Der Kreistag wird am 7. Juni neu gewählt. Also kann man sich sparen, seine eigentlich nun fällige Selbstauflösung zu fordern. Aber die Verwaltungsspitze des Landratsamtes, die eine solche Katastrophe herbeigeführt und zu verantworten hat, sollte, wenn sie noch einen Funken Ehre und Verantwortung vor den Bürgern besitzt, sofort zurücktreten.
Willi
19.01.2009, 20:22 Uhr
Zustimmung!
Dem Beitrage vom Chefkoch kann ich nur zustimmen. Herr Primas ist schon ein großer Künstler in Sachen schönreden!
Das Urteil ist doch eindeutig, die Klatsche geht in Richtung Landkreis.
andre-notnagel
19.01.2009, 22:35 Uhr
Früher gelernt
Tja, das Schönreden hat Herr Primas ja noch zu seiner Zeit als Blockflöte und Funktionär der DDR-CDU gelernt. Aber da ist er ja nicht allein.
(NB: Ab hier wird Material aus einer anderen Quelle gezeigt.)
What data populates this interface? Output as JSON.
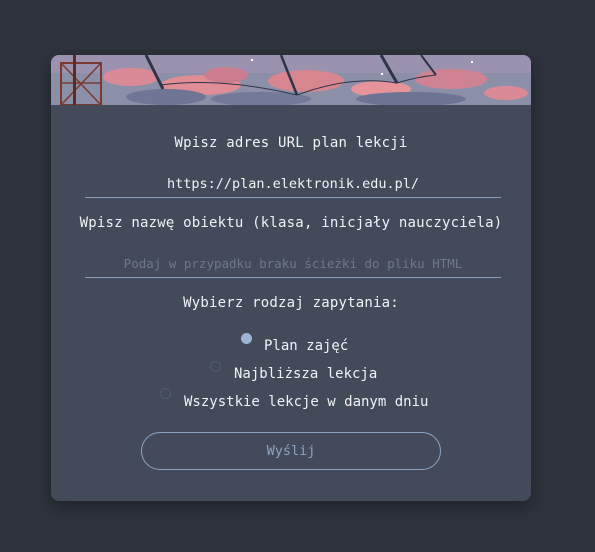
{
  "form": {
    "url_label": "Wpisz adres URL plan lekcji",
    "url_value": "https://plan.elektronik.edu.pl/",
    "object_label": "Wpisz nazwę obiektu (klasa, inicjały nauczyciela)",
    "object_placeholder": "Podaj w przypadku braku ścieżki do pliku HTML",
    "query_label": "Wybierz rodzaj zapytania:",
    "options": [
      {
        "label": "Plan zajęć",
        "checked": true
      },
      {
        "label": "Najbliższa lekcja",
        "checked": false
      },
      {
        "label": "Wszystkie lekcje w danym dniu",
        "checked": false
      }
    ],
    "submit_label": "Wyślij"
  },
  "colors": {
    "page_background": "#2e333d",
    "card_background": "#434b5a",
    "accent": "#8aa3c2",
    "radio_checked": "#9fb3d3"
  }
}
Nur mit dem Unterschied, dass er vor 20 Jahren noch mit der Staatspartei kooperiert hat und heute selber staatstragend ist bzw. gern sein möchte. Es gibt viele Kreistagsabgeordnete, auf die wir in der nächsten Legislatur gern verzichten könnten, aber Herr Primas ist da eigentlich an erster Stelle zu nennen.
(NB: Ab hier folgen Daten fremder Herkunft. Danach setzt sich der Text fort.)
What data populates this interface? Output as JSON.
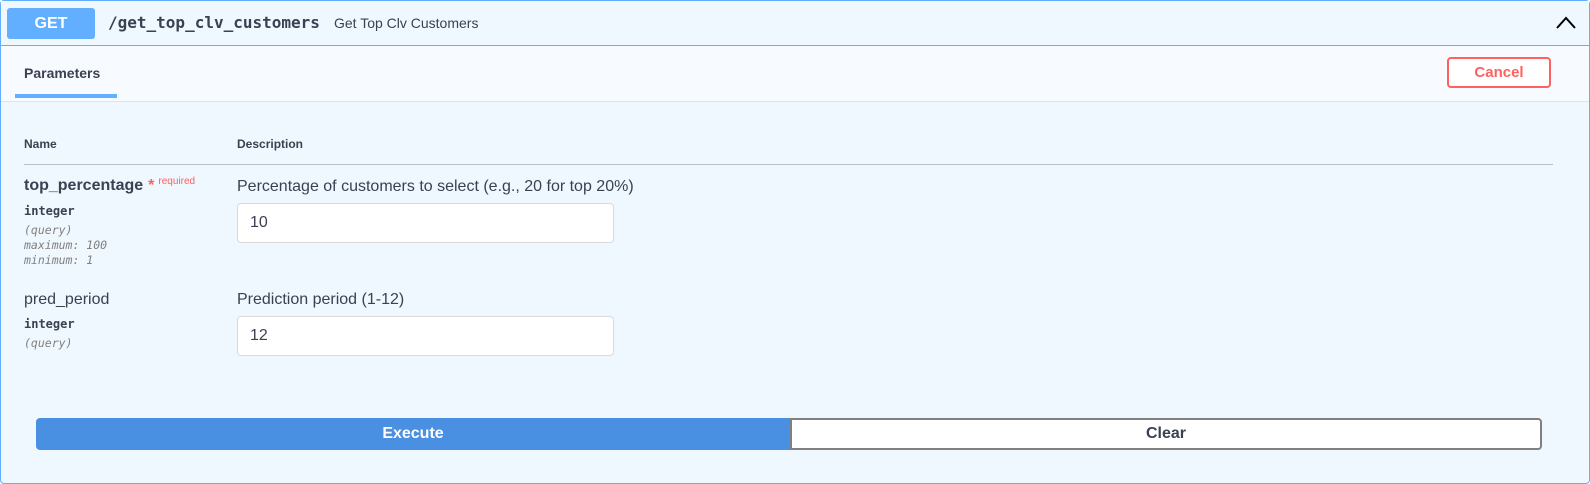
{
  "operation": {
    "method": "GET",
    "path": "/get_top_clv_customers",
    "summary": "Get Top Clv Customers",
    "expanded_icon": "chevron-up-icon"
  },
  "tabs": {
    "parameters_label": "Parameters",
    "cancel_label": "Cancel"
  },
  "table": {
    "name_header": "Name",
    "description_header": "Description"
  },
  "params": [
    {
      "name": "top_percentage",
      "star": "*",
      "required_label": "required",
      "type": "integer",
      "in": "(query)",
      "maximum": "maximum: 100",
      "minimum": "minimum: 1",
      "description": "Percentage of customers to select (e.g., 20 for top 20%)",
      "value": "10"
    },
    {
      "name": "pred_period",
      "type": "integer",
      "in": "(query)",
      "description": "Prediction period (1-12)",
      "value": "12"
    }
  ],
  "actions": {
    "execute_label": "Execute",
    "clear_label": "Clear"
  },
  "colors": {
    "get_accent": "#61affe",
    "execute": "#4990e2",
    "danger": "#ff6060"
  }
}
Wir brauchen zukünftig mehr Politiker mit Weitblick und nicht nur welche, die überhaupt keine Ahnung von der realen Welt haben, geschweige denn rechnen können.
Elefant
19.01.2009, 22:36 Uhr
Nicht verstanden !!
Hallo Willi, hallo Chefkoch,

ihr habt es nicht verstanden. Dem nicht parteiabhängigen (also nicht ihr beiden) Bürger ist es sehr egal ob Frau Rinke in die Hände klatscht oder ob Herr Primas etwas schönredet. Bezahlen muss den ganzen Egotripp von Rinke und Co der Steuerzahler.
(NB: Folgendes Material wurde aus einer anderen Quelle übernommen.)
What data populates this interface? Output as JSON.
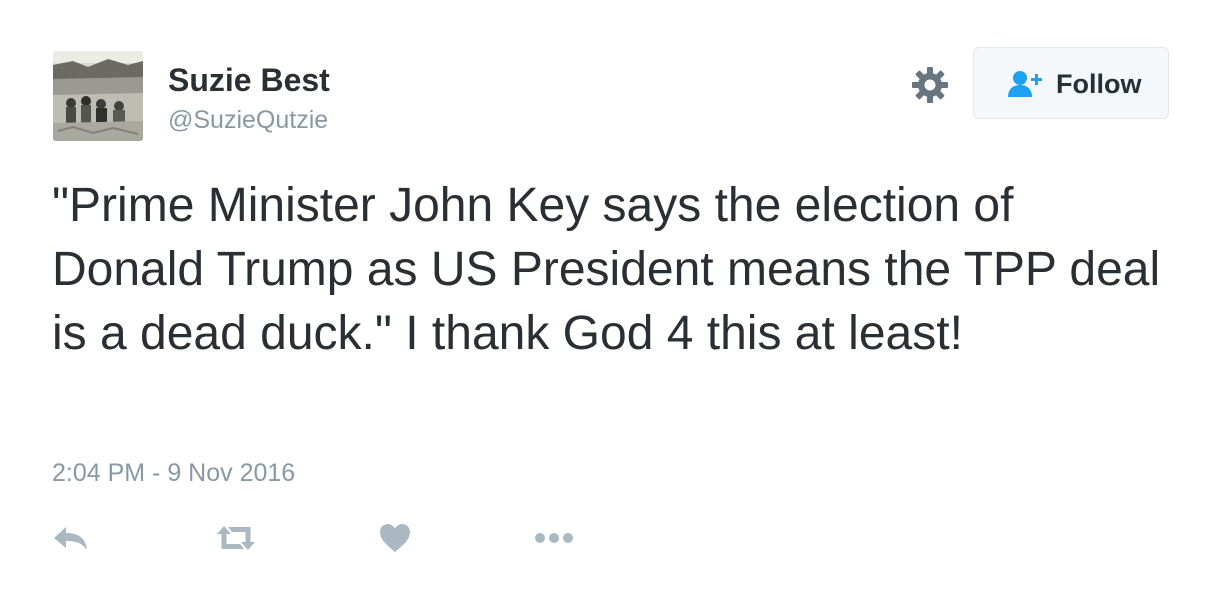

Frau Rinke denkt, sie bekommt 24 Millionen, Primas und Frau Becker rechnen mit 2,5 Millionen...................und da man sich wieder nicht einigen kann klagt man halt auf Kosten der Allgemeinheit weiter.
Ich hoffe sehr das dies die letzte Amtsperiode von Frau Rinke ist. Jeder verantwortungsbewusste Bürgermeister hätte den Streit längst beigelegt. Zur Erinnerung: es geht hier um den Streit einer Kostenverteilung zwischen Verwaltungen, die zu veranlagenden Gesamtkosten für den Steuerzahler bleiben. Wenn nicht noch viele Gerichts- und Anwaltskosten dazu kommen.
Willi
20.01.2009, 08:00 Uhr
Egotripp?
Ich kann keinen Egotrip dabei erkennen, wenn jemand Recht einfordert, erst Recht nicht, wenn es ums Geld geht. Schauen wir mal wie viel der Landkreis am Ende überweisen muss. Der bzw. die Fehler liegen doch eindeutig beim Landkreis und nicht bei der Stadt. Da sehe ich auch nicht ein, warum Frau Rinke den "Streit" beilegen sollte. Sie hat doch die Pflicht der Stadt zustehendes Geld einzufordern. Meines Wissens war es doch auch der Landrat Claus welcher Vergleichsangeote ausgeschlagen hat.
@elefant, mit der Parteiunabhängikeit hast du Recht, dass war früher so und wird wohl auch in Zukunft so bleiben!